Involvement:
Research:
Nilanjana Dasgupta's research focuses on prejudice, stereotyping, and the self-concept, with special emphasis on the ways in which societal expectations unconsciously or implicitly influence people's attitudes and behavior toward others and, in the case of disadvantaged groups, influence their self-concept and life decisions. She has examined these issues in relation to race and ethnicity, gender, sexual orientation, age and nationality.
She is particularly interested in identifying how implicit bias might be reduced by changing the structure of local environments and, in contrast, how such bias might get magnified by specific negative emotions. Recently, one strand of her research has begun to identify what factors help members of disadvantaged groups become resilient to negative stereotypes and successful despite those stereotypes versus what other factors make them vulnerable to negative stereotypes.

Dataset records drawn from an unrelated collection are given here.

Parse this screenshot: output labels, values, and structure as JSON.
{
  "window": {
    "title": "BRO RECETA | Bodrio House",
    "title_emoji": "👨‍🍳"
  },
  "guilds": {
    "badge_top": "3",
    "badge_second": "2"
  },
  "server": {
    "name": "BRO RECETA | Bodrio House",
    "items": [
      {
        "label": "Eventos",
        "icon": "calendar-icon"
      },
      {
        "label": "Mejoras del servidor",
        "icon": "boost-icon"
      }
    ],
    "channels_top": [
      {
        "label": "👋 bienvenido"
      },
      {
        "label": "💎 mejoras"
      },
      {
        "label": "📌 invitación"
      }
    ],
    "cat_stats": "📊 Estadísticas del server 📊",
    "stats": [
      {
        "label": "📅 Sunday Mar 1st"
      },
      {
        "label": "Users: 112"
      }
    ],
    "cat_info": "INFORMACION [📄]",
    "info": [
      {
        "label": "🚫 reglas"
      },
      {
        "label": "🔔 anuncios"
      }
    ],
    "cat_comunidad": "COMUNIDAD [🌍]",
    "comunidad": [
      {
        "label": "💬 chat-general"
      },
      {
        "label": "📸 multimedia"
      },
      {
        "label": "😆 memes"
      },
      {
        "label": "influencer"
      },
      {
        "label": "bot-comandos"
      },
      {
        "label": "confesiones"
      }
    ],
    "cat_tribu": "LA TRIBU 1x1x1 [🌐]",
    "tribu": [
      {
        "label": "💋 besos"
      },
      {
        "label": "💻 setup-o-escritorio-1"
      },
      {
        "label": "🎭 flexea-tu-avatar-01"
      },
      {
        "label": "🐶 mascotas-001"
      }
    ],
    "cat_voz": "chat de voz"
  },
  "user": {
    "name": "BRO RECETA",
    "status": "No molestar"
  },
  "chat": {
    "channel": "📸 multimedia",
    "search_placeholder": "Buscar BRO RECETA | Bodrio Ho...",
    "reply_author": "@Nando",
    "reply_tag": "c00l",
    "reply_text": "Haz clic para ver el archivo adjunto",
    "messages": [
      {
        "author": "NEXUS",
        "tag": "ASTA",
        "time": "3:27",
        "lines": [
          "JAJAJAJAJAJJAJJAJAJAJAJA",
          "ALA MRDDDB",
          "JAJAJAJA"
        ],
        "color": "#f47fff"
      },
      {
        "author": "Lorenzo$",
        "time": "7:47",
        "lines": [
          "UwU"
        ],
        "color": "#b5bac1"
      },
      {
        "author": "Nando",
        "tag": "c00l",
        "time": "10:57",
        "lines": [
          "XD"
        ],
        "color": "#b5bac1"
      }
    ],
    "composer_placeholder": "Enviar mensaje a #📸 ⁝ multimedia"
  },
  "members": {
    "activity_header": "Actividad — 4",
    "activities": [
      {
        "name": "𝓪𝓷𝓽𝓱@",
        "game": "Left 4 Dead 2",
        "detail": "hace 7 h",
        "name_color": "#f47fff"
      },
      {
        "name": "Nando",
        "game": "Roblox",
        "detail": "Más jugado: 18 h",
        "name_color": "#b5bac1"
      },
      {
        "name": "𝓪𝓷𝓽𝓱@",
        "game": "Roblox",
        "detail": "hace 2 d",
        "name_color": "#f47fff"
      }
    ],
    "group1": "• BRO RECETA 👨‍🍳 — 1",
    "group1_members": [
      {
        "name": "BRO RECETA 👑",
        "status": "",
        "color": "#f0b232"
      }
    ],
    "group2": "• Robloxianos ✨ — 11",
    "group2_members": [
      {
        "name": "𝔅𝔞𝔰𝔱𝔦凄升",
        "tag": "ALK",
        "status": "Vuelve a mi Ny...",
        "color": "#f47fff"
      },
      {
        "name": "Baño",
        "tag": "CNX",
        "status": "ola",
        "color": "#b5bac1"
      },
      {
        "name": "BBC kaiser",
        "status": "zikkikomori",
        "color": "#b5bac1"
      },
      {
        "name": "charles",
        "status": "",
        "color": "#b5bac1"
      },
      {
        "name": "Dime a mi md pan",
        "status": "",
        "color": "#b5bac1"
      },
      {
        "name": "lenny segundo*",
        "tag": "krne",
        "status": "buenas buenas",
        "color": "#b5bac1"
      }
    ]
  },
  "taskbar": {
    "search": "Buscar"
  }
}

In her second year as a Family Research Scholar, Dr. Dasgupta developed a grant proposal for the project entitled, "The impact of same-sex peers on adolescent girls' interest in science and math." This grant proposal built on her prior work where she argued that although individuals' choice to pursue one academic or professional path over another may feel like a free choice, it is often constrained by subtle cues in achievement environments that signal who naturally belong there and who do not. Dr. Dasgupta used her theoretical model, the Stereotype Inoculation Model, to test whether contact with same-sex peers in science and math classrooms function as "social vaccines" who inoculate girls' academic self-concept against stereotype threat and increase their confidence and interest in science, technology, engineering and math (or STEM). This project particularly focused on adolescent girls in middle school and tested whether attending a single-sex school versus a co-ed school had different effects on adolescent girls' interest in STEM, their identification with it, self-efficacy, performance and career aspirations. She also compared whether girls of color versus White girls responded similarly or differently to same-sex learning environments in STEM.